In 1880, Johnston left Virginia to become president of Louisiana State University and A&M College. Johnston left LSU in 1883, and in 1884, he became the first president of the Tulane University of Louisiana, a private institution created through the donation of Paul Tulane and the transfer of all properties of the state-funded University of Louisiana. He remained in this position until his death in 1899. At Tulane, Johnston was an adept fundraiser, and called on Ida Richardson when he wanted to raise money for the education of women in New Orleans. It was Richardson who directed him to JLN.
Johnston was the son of Confederate General Albert Sidney Johnston and himself served in the Confederate army.
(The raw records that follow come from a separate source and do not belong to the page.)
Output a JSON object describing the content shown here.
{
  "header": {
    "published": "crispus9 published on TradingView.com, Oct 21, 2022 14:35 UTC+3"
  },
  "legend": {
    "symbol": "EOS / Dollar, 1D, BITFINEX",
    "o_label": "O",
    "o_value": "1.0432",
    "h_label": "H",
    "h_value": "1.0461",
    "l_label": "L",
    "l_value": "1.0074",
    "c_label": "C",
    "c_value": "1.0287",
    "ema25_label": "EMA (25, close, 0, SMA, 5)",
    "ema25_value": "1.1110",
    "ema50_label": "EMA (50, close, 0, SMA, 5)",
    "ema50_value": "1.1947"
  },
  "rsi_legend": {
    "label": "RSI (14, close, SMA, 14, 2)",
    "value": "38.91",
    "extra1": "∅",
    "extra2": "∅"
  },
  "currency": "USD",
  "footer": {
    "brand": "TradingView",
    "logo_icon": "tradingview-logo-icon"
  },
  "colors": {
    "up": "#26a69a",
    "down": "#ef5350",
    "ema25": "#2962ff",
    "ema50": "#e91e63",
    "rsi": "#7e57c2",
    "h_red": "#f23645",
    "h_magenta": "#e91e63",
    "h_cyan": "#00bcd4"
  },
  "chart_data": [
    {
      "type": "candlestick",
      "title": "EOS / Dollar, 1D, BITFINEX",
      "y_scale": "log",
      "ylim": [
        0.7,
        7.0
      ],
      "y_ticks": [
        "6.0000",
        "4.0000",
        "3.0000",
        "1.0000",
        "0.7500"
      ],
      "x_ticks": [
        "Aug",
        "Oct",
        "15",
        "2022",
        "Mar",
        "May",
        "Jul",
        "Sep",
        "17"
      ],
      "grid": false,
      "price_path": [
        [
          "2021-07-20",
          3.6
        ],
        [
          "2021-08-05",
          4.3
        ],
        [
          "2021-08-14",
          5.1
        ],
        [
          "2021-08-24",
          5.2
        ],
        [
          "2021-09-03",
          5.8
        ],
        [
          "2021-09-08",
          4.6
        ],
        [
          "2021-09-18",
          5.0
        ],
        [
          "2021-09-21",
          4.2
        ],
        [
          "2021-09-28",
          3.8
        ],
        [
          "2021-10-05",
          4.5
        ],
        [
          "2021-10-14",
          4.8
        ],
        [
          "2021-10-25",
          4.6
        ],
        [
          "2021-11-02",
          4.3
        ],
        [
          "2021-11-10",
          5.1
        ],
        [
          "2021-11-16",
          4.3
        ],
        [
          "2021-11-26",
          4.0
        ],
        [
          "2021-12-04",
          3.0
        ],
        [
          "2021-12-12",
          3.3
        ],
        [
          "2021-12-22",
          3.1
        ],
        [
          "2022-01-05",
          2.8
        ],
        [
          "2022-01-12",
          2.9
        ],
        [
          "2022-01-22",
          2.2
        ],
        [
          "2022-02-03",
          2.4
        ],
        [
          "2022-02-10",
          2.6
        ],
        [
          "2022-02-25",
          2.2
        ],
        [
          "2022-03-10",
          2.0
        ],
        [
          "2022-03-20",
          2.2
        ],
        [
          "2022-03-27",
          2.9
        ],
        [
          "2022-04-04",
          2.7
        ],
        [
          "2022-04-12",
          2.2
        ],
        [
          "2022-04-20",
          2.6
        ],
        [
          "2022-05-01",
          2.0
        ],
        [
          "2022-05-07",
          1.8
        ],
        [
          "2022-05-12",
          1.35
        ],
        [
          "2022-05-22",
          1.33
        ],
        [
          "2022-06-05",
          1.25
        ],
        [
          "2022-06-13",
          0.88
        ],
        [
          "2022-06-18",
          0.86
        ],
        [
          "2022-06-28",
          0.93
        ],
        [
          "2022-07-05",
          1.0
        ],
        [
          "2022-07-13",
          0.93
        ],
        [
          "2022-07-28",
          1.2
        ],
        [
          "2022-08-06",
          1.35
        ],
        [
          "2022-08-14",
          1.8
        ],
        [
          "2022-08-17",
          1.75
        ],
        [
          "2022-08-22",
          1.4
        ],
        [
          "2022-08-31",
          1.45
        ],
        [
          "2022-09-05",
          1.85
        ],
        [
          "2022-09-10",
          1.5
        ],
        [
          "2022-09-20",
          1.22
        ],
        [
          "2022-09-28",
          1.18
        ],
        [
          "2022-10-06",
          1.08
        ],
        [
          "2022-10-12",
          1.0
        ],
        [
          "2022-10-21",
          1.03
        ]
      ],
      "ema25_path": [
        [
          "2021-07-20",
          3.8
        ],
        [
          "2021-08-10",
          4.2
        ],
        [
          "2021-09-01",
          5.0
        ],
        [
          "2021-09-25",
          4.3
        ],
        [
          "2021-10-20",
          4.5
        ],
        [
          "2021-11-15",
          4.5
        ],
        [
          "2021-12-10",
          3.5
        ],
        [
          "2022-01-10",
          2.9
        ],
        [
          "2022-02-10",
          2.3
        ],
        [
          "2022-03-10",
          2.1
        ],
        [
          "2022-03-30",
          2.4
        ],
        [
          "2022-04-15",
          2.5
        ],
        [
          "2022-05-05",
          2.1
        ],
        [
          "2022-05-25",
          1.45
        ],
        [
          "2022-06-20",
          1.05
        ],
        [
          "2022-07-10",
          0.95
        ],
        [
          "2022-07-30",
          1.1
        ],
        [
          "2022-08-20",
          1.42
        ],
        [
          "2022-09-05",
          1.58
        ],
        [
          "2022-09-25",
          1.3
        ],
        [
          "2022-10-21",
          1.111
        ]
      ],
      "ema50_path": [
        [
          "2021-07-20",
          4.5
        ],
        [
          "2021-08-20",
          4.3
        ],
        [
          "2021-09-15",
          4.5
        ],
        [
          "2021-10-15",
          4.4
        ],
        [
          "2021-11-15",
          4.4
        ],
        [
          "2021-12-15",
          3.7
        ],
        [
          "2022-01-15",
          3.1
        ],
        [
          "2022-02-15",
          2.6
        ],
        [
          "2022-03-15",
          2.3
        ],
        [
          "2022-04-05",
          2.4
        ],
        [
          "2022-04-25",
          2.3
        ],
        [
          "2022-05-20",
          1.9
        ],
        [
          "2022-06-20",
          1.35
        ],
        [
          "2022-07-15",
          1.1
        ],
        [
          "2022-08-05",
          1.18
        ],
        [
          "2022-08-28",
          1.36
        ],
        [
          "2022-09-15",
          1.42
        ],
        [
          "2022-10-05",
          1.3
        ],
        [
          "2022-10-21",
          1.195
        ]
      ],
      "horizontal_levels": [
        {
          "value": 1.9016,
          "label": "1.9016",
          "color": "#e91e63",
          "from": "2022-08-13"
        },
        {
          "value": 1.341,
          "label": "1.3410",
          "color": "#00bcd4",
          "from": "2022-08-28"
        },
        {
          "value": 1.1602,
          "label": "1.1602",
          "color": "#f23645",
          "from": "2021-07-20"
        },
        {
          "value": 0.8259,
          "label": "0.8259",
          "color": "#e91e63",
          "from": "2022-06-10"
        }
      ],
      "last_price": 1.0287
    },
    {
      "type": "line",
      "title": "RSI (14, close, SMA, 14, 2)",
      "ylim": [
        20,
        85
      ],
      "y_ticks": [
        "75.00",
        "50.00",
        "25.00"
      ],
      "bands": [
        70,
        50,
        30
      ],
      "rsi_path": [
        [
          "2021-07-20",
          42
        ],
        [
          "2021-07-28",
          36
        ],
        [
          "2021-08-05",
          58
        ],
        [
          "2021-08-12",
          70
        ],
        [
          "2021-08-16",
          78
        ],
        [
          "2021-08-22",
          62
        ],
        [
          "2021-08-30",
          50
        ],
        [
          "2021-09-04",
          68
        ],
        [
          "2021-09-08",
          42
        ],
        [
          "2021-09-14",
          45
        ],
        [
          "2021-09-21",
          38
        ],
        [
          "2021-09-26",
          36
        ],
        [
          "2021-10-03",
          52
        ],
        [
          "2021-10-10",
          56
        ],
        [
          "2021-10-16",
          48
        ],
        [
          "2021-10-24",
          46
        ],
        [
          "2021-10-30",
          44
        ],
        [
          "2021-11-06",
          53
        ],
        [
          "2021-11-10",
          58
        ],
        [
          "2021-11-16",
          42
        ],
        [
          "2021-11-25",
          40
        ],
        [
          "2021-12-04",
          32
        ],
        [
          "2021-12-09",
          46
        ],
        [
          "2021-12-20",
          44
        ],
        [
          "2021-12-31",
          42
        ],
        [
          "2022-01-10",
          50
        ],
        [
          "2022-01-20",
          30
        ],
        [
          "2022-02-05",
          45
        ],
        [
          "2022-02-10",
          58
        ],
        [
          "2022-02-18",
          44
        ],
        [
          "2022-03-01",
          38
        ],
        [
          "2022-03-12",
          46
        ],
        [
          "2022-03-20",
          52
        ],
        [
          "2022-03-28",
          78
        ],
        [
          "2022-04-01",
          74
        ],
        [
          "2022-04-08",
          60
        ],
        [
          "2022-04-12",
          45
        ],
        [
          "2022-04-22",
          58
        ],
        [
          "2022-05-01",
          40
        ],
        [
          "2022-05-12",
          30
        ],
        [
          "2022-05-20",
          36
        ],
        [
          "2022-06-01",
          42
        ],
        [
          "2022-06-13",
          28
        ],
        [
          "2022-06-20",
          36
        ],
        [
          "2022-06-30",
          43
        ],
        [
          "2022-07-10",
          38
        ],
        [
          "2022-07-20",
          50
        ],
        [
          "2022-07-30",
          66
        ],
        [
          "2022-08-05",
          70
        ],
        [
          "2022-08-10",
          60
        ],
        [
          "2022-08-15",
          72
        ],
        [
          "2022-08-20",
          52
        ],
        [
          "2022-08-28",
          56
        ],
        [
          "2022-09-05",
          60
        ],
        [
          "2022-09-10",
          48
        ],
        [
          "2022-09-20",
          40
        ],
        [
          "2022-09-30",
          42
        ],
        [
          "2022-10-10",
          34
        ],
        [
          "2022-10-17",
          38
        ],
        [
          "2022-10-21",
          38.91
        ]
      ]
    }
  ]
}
His father was considered something of a superman, but William Preston Johnston was sickly, so much so that he was posted to be an attendant, albeit a highly placed one, to Robert E. Lee and later, Jefferson Davis. After the war, he quickly became known as a progressive educator in regards to the South’s white population, taking a bold stance in favor of women’s education. He also had other talents and interests that make him an interesting example of the wide range of people comprising JLN’s network of friends and acquaintances. He was the author of two books of poetry and a Shakespearean scholar, particularly interested in Hamlet. He was one of the few southerners elected to the American Antiquarian Society in the late nineteenth century.
At the same time he promoted liberal ideas about women’s education and a New South, he remained devoted to the “Lost Cause of the South.” He was said to have visited Jefferson Davis in prison often and to have been in contact with him especially during Davis’ last days in New Orleans where he died in 1889. JLN’s correspondence with Johnston tells nothing of this story but her friendship with him does suggest attitudes worth exploring by others.
Johnston was cognizant of her lifestyle, different as it was from that of most women, and of her temperament as one that could be easily offended, certainly, wary. However, he respected both a desire to hide her identity and to work to promote the college. She asked him to write to her using “plain envelopes, not the Tulane University ones.” At the same time, she approached him as an equal, telling him how other schools were advertising, how they showed their campuses in printed pamphlets. He became her partner in plans for the Newcomb chapel, and in her comparison with other colleges, notably Wellesley. She called him dear “friend” and sent him wishes for his “welfare” and “success” though she was not always happy with all his work.